Во-первых, указание «Зафар-Наме» о сбежавшей во время войны от Тамерлана к могольским казакам Камар ад-Дина «казакской тысячи» является хоть и «единичным», но не единственным свидетельством существования и тяготения казаков к Великой степи до XV в. Выше уже указывалось указание «Чингис-Наме» о «казаках» Хызр-хана, прикочевавших в Сарай из иных, чем Семиречье, областей «степной вольницы» ещё до XV в. Во-вторых, то, что все улусы имели друг против друга своих казаков, не означает, что эти казаки не были идентичны и не имели культурно-бытовой самоидентификации. В-третьих, невозможно было превращаться в казаков как род войск только на период военных действий, так как чтобы, по Самарканди, «устраивать везде грабёж» и «опять уходить назад» или «неутомимо с отвагой угонять табуны врага» по Бабуру, который хвалил своих «молодцов-казаков» из окрестностей Оша, нужно жить как казак и «быть постоянно в форме». Акимбеков сам предполагает, что казачество как институт, скорее всего, было связано «с… социализацией молодого поколения, которое через «казакование» обучалось навыкам ведения военных действий в сложных условиях» (там же, с. 464–466).
Самоочевидно, что такая «социализация» не могла протекать в отдельно взятых от народного быта специальных военных мероприятиях и школах, раз о них нет никаких исторических свидетельств.

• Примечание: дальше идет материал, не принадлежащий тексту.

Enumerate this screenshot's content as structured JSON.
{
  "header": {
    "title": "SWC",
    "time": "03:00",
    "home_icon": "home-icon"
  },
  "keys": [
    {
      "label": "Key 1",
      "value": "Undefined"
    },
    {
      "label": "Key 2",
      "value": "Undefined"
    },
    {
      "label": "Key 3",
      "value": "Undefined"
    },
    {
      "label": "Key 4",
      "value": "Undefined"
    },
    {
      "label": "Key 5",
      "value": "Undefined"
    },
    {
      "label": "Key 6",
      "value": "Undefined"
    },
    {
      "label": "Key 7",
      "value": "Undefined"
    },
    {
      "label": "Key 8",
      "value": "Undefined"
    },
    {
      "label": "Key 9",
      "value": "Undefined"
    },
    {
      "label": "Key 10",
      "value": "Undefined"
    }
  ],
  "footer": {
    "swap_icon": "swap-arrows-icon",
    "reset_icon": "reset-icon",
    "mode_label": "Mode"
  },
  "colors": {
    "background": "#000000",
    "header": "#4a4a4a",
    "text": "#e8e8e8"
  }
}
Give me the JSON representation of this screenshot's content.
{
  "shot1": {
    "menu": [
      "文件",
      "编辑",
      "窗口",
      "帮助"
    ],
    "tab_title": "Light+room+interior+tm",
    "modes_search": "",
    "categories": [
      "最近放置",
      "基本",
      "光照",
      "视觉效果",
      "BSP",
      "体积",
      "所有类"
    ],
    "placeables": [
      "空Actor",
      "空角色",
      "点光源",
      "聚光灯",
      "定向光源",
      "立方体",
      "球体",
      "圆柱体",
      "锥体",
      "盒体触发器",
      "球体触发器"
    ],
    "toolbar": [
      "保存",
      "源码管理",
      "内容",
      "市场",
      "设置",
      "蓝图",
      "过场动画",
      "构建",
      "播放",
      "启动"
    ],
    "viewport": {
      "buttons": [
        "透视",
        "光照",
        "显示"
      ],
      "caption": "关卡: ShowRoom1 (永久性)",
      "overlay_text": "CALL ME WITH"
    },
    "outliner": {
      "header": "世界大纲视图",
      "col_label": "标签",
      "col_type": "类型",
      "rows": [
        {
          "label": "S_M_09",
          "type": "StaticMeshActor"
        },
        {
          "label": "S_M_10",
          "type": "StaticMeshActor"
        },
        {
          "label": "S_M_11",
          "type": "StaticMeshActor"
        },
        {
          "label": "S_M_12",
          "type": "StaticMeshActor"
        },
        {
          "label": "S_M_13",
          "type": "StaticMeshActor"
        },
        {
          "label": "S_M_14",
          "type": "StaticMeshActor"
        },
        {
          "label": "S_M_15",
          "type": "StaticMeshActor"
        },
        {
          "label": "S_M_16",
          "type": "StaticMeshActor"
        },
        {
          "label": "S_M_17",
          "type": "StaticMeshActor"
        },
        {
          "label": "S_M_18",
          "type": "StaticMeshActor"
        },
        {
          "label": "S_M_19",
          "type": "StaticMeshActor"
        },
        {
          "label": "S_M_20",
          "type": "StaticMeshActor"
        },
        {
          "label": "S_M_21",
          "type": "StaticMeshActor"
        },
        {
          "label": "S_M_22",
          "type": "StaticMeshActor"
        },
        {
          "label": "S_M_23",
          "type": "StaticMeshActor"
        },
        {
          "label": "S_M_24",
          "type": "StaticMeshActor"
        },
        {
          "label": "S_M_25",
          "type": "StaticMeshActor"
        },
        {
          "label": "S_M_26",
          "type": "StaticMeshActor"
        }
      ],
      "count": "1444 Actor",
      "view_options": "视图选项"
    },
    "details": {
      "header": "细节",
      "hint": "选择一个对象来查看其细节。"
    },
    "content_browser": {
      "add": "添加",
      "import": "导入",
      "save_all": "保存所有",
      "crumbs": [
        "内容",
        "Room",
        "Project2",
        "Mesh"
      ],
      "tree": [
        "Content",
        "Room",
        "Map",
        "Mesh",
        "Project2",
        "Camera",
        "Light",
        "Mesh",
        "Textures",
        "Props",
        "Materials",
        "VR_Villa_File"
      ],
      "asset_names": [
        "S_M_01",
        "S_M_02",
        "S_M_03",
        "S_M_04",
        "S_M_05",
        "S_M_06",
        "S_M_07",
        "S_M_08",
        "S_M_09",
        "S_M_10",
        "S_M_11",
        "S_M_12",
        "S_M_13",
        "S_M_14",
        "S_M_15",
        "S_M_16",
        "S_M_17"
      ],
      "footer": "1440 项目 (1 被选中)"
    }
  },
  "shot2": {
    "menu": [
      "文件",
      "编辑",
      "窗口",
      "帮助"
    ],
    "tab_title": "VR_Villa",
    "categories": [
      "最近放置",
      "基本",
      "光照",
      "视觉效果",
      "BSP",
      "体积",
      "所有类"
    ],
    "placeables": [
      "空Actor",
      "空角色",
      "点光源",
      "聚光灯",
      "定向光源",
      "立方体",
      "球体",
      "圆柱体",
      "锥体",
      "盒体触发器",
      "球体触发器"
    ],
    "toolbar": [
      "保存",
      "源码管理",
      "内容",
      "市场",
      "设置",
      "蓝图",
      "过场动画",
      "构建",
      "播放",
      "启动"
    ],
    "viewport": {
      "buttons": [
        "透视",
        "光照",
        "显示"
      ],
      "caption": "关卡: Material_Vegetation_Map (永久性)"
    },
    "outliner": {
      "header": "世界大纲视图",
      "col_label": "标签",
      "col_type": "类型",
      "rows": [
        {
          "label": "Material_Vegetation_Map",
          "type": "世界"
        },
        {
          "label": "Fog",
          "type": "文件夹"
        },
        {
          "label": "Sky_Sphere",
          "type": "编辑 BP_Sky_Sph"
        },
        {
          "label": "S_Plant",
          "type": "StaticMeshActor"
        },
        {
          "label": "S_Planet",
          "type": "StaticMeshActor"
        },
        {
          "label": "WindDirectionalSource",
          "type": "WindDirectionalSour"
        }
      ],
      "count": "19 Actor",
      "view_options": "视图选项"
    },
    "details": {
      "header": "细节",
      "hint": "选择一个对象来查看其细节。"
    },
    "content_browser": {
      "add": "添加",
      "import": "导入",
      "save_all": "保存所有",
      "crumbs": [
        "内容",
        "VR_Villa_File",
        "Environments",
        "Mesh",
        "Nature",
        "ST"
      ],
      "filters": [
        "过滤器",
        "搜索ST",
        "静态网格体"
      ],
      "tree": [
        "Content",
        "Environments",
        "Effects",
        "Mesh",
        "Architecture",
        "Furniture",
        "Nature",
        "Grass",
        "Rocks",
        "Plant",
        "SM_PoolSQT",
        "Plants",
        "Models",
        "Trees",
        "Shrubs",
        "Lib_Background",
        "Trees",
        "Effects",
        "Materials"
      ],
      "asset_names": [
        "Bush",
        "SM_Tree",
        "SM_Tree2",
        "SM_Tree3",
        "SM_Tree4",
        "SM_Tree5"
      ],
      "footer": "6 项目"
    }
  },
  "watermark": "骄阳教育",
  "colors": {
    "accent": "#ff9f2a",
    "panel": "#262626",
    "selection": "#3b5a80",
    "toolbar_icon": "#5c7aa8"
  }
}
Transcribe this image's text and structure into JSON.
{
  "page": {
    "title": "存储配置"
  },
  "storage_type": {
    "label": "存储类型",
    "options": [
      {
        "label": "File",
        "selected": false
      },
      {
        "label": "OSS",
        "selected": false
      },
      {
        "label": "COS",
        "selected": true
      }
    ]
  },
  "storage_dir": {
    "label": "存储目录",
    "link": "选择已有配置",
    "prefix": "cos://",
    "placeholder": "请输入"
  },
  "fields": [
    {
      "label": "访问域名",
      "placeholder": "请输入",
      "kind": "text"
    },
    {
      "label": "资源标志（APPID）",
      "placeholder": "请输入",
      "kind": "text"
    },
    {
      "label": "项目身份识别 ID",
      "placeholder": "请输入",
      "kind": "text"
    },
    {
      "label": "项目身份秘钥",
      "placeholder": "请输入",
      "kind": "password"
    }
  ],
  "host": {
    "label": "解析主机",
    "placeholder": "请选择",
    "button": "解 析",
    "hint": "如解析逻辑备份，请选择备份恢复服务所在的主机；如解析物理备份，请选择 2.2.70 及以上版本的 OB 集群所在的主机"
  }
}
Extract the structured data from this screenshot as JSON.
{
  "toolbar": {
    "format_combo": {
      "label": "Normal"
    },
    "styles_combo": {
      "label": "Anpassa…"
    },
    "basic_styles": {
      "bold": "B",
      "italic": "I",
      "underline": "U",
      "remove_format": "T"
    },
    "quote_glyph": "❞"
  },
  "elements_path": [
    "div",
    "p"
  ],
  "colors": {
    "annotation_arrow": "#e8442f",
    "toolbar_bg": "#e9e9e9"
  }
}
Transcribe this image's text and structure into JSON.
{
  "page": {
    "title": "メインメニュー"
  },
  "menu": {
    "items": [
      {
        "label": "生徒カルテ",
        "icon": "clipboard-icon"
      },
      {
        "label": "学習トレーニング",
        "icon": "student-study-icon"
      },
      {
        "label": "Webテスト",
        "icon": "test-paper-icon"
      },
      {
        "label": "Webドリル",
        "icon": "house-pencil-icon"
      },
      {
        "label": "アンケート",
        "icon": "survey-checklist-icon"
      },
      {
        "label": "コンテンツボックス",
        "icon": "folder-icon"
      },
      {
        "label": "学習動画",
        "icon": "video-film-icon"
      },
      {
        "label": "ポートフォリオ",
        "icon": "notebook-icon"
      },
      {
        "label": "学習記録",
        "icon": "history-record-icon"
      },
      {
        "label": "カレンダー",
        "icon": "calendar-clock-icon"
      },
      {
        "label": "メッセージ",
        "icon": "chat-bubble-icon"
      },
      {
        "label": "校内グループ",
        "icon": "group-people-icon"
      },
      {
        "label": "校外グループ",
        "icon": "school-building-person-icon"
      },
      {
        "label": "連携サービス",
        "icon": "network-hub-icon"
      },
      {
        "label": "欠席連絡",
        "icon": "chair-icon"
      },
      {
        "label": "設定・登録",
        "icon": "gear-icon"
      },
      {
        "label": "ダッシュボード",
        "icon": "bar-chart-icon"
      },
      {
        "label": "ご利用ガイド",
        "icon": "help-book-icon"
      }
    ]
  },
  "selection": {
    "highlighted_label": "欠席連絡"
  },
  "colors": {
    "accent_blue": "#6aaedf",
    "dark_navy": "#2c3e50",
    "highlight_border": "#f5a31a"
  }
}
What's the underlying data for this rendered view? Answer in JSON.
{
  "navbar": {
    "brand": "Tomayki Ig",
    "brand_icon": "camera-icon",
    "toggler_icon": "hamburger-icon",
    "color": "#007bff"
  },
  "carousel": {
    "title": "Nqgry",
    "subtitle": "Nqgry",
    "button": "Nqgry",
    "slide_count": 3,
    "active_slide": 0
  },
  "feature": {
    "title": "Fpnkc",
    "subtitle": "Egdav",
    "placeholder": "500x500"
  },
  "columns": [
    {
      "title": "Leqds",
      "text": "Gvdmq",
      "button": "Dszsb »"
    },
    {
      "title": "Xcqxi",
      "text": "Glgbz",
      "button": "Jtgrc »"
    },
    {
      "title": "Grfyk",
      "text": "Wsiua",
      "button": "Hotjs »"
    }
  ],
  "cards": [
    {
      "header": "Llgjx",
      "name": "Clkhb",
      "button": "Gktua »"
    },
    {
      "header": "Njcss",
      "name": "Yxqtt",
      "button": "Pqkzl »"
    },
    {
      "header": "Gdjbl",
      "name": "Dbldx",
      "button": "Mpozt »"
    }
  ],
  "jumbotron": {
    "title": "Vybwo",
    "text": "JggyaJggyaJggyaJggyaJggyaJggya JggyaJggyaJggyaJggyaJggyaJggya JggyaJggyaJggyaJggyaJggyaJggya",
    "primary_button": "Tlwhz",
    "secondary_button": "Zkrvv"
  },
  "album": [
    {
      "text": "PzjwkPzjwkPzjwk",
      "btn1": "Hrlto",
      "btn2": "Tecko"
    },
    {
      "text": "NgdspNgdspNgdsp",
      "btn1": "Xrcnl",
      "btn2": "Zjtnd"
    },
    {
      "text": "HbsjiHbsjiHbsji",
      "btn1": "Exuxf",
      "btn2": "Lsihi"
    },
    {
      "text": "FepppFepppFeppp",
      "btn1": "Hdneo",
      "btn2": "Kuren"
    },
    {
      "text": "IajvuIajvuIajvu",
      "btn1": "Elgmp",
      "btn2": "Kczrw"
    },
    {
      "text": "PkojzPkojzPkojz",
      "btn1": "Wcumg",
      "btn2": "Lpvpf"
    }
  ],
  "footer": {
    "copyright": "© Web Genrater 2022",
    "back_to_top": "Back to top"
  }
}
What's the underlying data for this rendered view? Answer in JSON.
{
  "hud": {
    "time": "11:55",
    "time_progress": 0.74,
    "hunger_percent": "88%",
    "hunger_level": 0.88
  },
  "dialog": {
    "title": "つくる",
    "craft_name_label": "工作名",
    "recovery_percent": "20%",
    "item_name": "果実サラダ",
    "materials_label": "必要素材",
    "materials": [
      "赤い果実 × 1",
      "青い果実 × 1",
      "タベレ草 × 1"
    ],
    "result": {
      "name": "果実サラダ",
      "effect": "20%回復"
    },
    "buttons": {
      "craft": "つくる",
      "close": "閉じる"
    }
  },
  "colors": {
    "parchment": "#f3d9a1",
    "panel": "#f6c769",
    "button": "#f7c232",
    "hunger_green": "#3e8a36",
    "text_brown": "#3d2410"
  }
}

Если и были какие-либо процедуры подобной инициации, то они существовали не только в послемонгольскую эпоху, но и на протяжении всей «истории степей». Такая социализация могла образовывать джигитов только во вполне народном исполнении и посвящала их именно в «казаки», т. е. включала их в свой «народ-войско». А в таком смысле она была вполне «этнична» и «фольклорна».
Именно в этом надо искать ответ на искусно поставленный вопрос Акимбекова, «почему именно за сторонниками Джанибека и Гирея впоследствии закрепилось название казак»… термин, «некогда являвшийся общим для всей территории, где признавалась монгольская политическая традиция» (там же, с. 467). Почему казахи гордятся своим древним самоназванием
Но если вернуться к вопросу Акимбекова, почему казак остался за казахами, а не за узбеками, моголами или ногаями, то следует заключить, что оно было не только политически, но и социально обобщающим названием. В этом смысле оно было более этничным, чем чисто политическое название узбек, могол или ногай для тех «сотен» и «тысяч» казаков, которые отозвались на призыв Мухаммеда-Шейбани поделить наследие тимуридов и стать военным сословием в богатой Средней Азии. Приток этих могол-казаков и узбек-казаков из казахских степей был настолько колоссален, что выбил тимуридских казаков во главе с Бабуром в Индию, где он, собственно, и основал со своими казаками знаменитую империю и династию Великих Моголов. Эти «воины-добытчики» Мухамеда Шейбани-хана, порвавшие с Казакстаном, выбрали судьбу военного сословия среди сартов (тазиков, татчиков и иных оседлых райатов-насельников), фактически сами были сначала узбек-казаками для сартов и лишь потом, много позднее (ближе к XX в.) смешавшись с сартами, стали просто узбеками. Они считали Мухамеда Шейбани законным наследником Узбекского улуса и любимым внуком основателя «государства кочевых узбеков» Абулхаир-хана. При этом есть все основания полагать, что узурпатор сарайского престола в Золотой Орде знаменитый Узбек-хан, давший Москве ярлык на «великое княжение», также был шейбанидом, а не батуидом.